図1:経済における世界の多様性はいまも残る

写真を拡大
出典:The Heritage Foundation, 2017 the Index of Economic Freedom, http://www.heritage.org/index/heatmapを参照して作成

 この図を見ると、世界の市場にはいまだ大きな多様性が残っていることがわかる。経済格差、人々の生活水準、健康水準、文化の差異だけでなく、企業が活動する際に重要となる市場の統制の度合いを見ても、世界が単一の市場となりつつあるとは到底言えない。

 同様の傾向は、世界銀行の「世界ガバナンス指標(World Governance Indicators)」[注6]や、非営利組織トランスペアレンシー・インターナショナルの「腐敗認識指標(Corruption Perception Index)」[注7]からも確認できる。こうした指標の数値は、我々が常識と考えている商習慣や取引の前提が成り立たない市場が、依然として世界には数多く存在することを示唆している。

 特に最近では、欧州連合からの英国の脱退を意味するブリグジット(Brexit)や、国粋主義的かつ保護貿易的な政策を支持する米国のトランプ政権の誕生など、世界の市場統合の流れに対する揺り戻しが目立つ。日本の経済自由度も、残念ながらここ数年は、医療費などの政府支出と負債の増大、相対的に重い租税負担により徐々に低下しつつある。

 一方の流れとして、技術進歩と世界経済の発展が世界各地を密接に接続しようとしている。他方では、世界各地に残る社会と経済の多様性は消え去ることはなく、現時点でも明確に存在し続けているのである[注8]

 この世界市場の状態を、パンカジュ・ゲマワットは2003年の論文[注9]で「セミ・グローバリゼーション」と名付けた。グローバリゼーションが進行しつつも、それが完全には世界を一つの市場にしていない状態である。これが、国境を越えて事業を展開する企業が直面する、世界市場の異質性である。

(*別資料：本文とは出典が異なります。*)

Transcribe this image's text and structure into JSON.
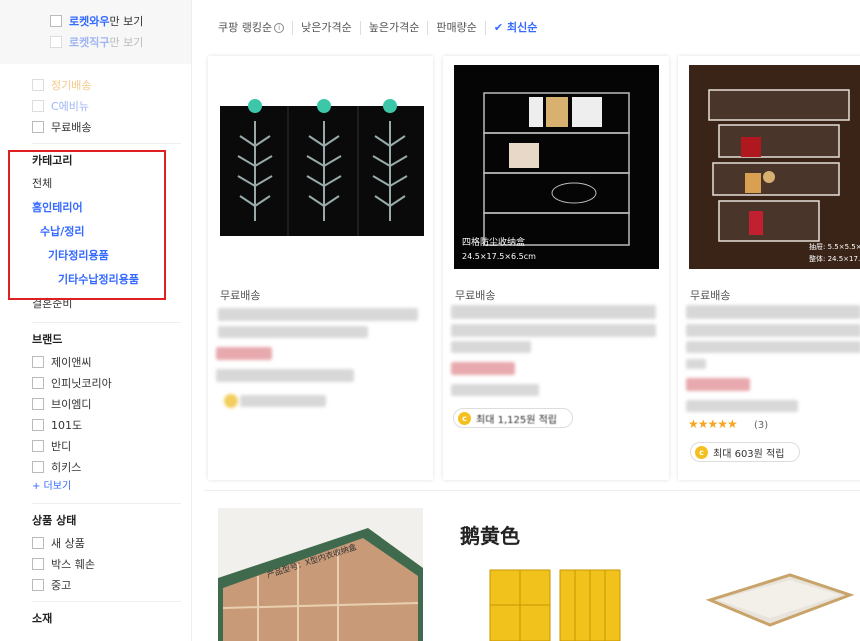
{
  "delivery": {
    "rocket_wow_label": "로켓와우",
    "rocket_wow_suffix": "만 보기",
    "rocket_direct_label": "로켓직구",
    "rocket_direct_suffix": "만 보기"
  },
  "delivery_options": [
    {
      "label": "정기배송",
      "faded": true
    },
    {
      "label": "C에비뉴",
      "faded": true
    },
    {
      "label": "무료배송",
      "faded": false
    }
  ],
  "category": {
    "title": "카테고리",
    "items": [
      {
        "label": "전체",
        "level": 1,
        "active": false
      },
      {
        "label": "홈인테리어",
        "level": 2,
        "active": true
      },
      {
        "label": "수납/정리",
        "level": 3,
        "active": true
      },
      {
        "label": "기타정리용품",
        "level": 4,
        "active": true
      },
      {
        "label": "기타수납정리용품",
        "level": 5,
        "active": true
      }
    ],
    "after_label": "결혼준비"
  },
  "brand": {
    "title": "브랜드",
    "items": [
      "제이앤씨",
      "인피닛코리아",
      "브이엠디",
      "101도",
      "반디",
      "히키스"
    ],
    "more_label": "+ 더보기"
  },
  "condition": {
    "title": "상품 상태",
    "items": [
      "새 상품",
      "박스 훼손",
      "중고"
    ]
  },
  "material": {
    "title": "소재"
  },
  "sort": {
    "items": [
      {
        "label": "쿠팡 랭킹순",
        "active": false,
        "info": true
      },
      {
        "label": "낮은가격순",
        "active": false,
        "info": false
      },
      {
        "label": "높은가격순",
        "active": false,
        "info": false
      },
      {
        "label": "판매량순",
        "active": false,
        "info": false
      },
      {
        "label": "최신순",
        "active": true,
        "info": false
      }
    ]
  },
  "products": [
    {
      "free_shipping": "무료배송",
      "reward": ""
    },
    {
      "free_shipping": "무료배송",
      "reward": "최대 1,125원 적립",
      "image_caption_1": "四格防尘收纳盒",
      "image_caption_2": "24.5×17.5×6.5cm"
    },
    {
      "free_shipping": "무료배송",
      "reward": "최대 603원 적립",
      "review_count": "(3)",
      "image_caption_1": "抽屉: 5.5×5.5×",
      "image_caption_2": "整体: 24.5×17.5×"
    }
  ],
  "row2": {
    "yellow_caption": "鹅黄色",
    "tray_caption": "产品型号：X型内衣收纳盒"
  },
  "colors": {
    "accent": "#346aff",
    "highlight_border": "#e02020",
    "star": "#f5a623",
    "coin": "#f4c020"
  }
}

[注1]以下を参照されたい。琴坂将広、ところで、グローバリゼーションって何?:「世界的な価値の連鎖」の始まりはいつ?、日経ビジネスオンライン、http://business.nikkeibp.co.jp/article/report/20141022/272888/
[注2]Jones, Geoffrey. 2005. Multinationals and Global Capitalism. Oxford University Press.(邦訳は『国際経営講義』安室憲一・梅野巨利訳、有斐閣、2007年)
[注3]Ohmae, K. 1990. The Borderless World. HarperCollins Publishers.(邦訳は『ボーダレス・ワールド』田口統吾訳、プレジデント社、1990年)
[注4]Friedman, T. L. 2005. The Wworld is Flat. Allen Lane.(邦訳は『フラット化する世界 上・下』伏見威蕃訳、日本経済新聞社 、2006年)
[注5]以下を参照されたい。琴坂将広、「世界はグローバル化などしていない」に反論する:データで知る、世界経済を取り巻く環境変化のリアルな姿、日経ビジネスオンライン、http://business.nikkeibp.co.jp/article/report/20141125/274207/
[注6]以下を参照されたい。http://info.worldbank.org/governance/wgi/
[注7]以下を参照されたい。 https://www.transparency.org/news/feature/corruption_perceptions_index_2016
[注8]以下を参照されたい。琴坂将広、なぜ「本当はグローバル化など進んでいない」と言われるのか、日経ビジネスオンライン、http://business.nikkeibp.co.jp/article/report/20141215/275147/
[注9]Ghemawat, Pankaj. 2003. “Semiglobalization and international business strategy.” Journal of International Business Studies, 34(2): 138-152.